CHANDIGARH: There's bad news for Punjab. With 82% of the state’s land area witnessing a huge decline in underground water levels and 109 administrative blocks out of 138 placed in ‘over-exploited’ category, a severe water crisis looms in the ‘grain bowl of India.’
Punjab Chief Minister Amarinder Singh has convened an all-party emergency meeting on Thursday to get to grips with the challenge.
Experts from the Central Ground Water Board have pointed to the massive rate of fall in subsoil water by a whopping 51 cm per year.
Data compiled by the CGWB between 2006 and 2017 point to groundwater decline up to two meters in 55% of wells, between two to four meters in 21% wells and above four meters in 7% wells in Amritsar, Tarn Taran, Kapurthala, Jalandhar, Ludhiana, Moga, Mansa, Sangrur, Barnala, Fatehgarh Sahib and Patiala districts.
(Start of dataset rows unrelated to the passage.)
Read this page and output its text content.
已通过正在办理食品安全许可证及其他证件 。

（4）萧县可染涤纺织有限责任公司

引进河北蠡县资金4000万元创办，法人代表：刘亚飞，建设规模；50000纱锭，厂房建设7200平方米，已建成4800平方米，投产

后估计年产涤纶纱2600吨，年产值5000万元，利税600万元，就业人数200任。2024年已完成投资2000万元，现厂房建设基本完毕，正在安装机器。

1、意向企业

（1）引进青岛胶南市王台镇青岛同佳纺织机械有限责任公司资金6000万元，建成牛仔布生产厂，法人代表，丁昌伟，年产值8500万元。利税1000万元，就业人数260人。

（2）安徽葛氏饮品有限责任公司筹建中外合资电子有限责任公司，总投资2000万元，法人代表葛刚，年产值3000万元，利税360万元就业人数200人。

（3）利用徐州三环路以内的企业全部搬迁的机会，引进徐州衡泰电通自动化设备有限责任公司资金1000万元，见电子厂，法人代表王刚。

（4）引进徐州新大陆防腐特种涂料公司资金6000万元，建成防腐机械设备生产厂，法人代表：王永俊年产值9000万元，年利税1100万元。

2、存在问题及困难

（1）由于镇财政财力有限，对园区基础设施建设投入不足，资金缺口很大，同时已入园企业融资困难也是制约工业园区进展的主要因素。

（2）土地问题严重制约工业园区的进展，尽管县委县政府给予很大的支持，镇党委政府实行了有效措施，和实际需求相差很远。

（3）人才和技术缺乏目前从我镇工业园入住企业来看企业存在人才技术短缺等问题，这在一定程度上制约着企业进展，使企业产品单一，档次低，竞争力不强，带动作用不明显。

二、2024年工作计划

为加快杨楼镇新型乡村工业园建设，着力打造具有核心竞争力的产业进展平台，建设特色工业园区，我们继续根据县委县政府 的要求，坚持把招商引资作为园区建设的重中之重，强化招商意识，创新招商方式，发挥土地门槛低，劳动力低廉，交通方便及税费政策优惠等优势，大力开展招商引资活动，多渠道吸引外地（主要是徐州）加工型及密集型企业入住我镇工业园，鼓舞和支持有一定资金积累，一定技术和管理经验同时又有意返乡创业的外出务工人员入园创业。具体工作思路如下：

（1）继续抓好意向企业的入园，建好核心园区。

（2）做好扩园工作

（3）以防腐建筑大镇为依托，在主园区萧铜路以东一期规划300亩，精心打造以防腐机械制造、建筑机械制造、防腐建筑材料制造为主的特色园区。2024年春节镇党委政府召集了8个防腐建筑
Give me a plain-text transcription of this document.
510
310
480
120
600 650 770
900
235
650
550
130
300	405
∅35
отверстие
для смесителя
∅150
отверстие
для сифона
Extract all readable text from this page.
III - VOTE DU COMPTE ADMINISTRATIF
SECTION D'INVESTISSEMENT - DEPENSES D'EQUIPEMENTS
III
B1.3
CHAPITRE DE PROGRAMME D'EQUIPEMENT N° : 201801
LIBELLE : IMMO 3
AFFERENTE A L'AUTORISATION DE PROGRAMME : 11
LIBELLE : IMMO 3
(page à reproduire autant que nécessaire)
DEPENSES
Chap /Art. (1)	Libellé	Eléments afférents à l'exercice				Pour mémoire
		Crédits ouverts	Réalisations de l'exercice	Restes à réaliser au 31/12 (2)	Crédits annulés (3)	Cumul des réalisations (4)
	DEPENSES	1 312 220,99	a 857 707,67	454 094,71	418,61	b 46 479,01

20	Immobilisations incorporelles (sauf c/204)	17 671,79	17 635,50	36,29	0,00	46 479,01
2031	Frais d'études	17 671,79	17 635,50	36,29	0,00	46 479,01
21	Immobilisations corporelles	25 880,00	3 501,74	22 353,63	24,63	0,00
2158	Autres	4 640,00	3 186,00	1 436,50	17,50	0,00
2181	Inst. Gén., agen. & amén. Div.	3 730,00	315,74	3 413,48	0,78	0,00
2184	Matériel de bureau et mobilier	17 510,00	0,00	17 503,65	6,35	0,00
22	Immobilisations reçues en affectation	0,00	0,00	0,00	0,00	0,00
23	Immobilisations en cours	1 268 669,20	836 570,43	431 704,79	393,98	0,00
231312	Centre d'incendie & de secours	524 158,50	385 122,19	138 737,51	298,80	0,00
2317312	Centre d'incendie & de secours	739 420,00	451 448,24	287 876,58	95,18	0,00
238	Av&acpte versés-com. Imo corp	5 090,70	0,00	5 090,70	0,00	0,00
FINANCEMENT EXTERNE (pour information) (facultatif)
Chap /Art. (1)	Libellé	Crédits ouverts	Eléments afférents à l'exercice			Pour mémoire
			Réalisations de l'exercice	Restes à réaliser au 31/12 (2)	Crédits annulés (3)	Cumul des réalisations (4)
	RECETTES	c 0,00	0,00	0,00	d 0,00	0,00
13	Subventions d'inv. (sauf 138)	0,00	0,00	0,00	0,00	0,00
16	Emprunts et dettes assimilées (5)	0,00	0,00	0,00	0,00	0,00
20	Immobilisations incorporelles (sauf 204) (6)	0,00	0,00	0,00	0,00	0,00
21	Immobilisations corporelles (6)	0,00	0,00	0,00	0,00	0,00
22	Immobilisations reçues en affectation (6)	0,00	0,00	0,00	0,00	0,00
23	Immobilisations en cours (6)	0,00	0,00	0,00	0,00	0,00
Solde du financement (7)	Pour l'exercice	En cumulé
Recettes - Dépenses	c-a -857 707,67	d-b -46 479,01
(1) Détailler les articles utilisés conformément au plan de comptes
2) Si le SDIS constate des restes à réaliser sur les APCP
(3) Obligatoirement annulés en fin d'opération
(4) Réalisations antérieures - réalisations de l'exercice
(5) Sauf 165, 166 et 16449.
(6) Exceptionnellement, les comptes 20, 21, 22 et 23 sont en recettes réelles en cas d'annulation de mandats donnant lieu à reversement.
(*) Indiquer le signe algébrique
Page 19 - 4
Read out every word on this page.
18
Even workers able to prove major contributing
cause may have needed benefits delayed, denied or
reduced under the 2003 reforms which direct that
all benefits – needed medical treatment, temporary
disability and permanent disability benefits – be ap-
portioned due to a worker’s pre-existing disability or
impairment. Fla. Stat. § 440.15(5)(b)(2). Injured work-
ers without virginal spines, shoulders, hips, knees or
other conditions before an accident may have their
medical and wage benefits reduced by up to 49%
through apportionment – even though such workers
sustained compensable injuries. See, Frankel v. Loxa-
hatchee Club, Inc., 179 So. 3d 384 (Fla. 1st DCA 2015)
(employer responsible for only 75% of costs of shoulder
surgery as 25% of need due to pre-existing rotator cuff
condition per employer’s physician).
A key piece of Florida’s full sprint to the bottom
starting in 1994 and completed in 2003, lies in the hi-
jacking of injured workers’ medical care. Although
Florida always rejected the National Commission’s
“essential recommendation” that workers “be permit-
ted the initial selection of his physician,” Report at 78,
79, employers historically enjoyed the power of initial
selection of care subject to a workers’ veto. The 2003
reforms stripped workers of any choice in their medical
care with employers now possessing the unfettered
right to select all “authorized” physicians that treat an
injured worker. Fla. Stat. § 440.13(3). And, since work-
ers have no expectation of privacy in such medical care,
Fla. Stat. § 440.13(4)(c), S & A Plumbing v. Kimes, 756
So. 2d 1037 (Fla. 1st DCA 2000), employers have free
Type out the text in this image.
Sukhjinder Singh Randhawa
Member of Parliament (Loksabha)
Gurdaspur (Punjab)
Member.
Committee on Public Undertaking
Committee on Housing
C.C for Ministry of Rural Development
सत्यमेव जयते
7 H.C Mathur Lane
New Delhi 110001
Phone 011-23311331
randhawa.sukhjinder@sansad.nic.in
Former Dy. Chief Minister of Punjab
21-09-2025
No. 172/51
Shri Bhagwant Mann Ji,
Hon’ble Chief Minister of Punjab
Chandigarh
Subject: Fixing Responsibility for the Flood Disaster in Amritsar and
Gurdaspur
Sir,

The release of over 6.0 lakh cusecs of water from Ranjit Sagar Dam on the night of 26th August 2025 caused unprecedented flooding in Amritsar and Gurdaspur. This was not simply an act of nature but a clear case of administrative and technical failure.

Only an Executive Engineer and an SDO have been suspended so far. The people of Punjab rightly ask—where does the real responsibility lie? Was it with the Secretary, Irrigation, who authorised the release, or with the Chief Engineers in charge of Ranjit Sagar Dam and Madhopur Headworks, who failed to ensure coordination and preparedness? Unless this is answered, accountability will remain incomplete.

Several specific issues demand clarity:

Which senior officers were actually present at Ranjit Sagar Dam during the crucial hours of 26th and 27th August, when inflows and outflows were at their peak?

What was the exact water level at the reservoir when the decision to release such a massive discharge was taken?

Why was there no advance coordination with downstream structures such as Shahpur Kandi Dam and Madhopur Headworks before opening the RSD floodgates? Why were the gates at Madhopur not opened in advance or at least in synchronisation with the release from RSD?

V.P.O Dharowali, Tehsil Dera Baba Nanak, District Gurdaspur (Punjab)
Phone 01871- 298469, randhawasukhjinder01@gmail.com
To add to the worries, four major agriculture intensive districts of Ferozepur, Bathinda, Muktsar and Fazilka now suffer from water salinity. Scientists say close to 14.51 lakh tubes wells are operational in the state drawing 35.78 billion cubic metres of water annually.
With successive Punjab governments liberally subsidizing power up to the present Rs 44,835 per tube well from a power subsidy budget of Rs 6,060 crore, groundwater extraction has gone unabated.
There are over of the 12.51 lakh agriculture power consumers, there are over 2 lakh enjoying up to two subsidised agriculture power connections and over 10,000 have four or more connections.
Power officials confirmed that over 1.83 lakh consumers have multiple agriculture power connections and that 73% of the 40 lakh hectare (ha.) sown, is through tubewells with the rest area dependant on canals.
Expert say the spread of water-intensive rice varieties over 31 ha has also resulted in water deficiency. Realising the crisis, rice acreage was even brought down to 29.20 lakh ha in 2019 but it hardly helped.
To add, wheat too is sown on 37 lakh ha with sugarcane occupying 1.5 lakh ha, cotton on 4 lakh ha, besides other crops.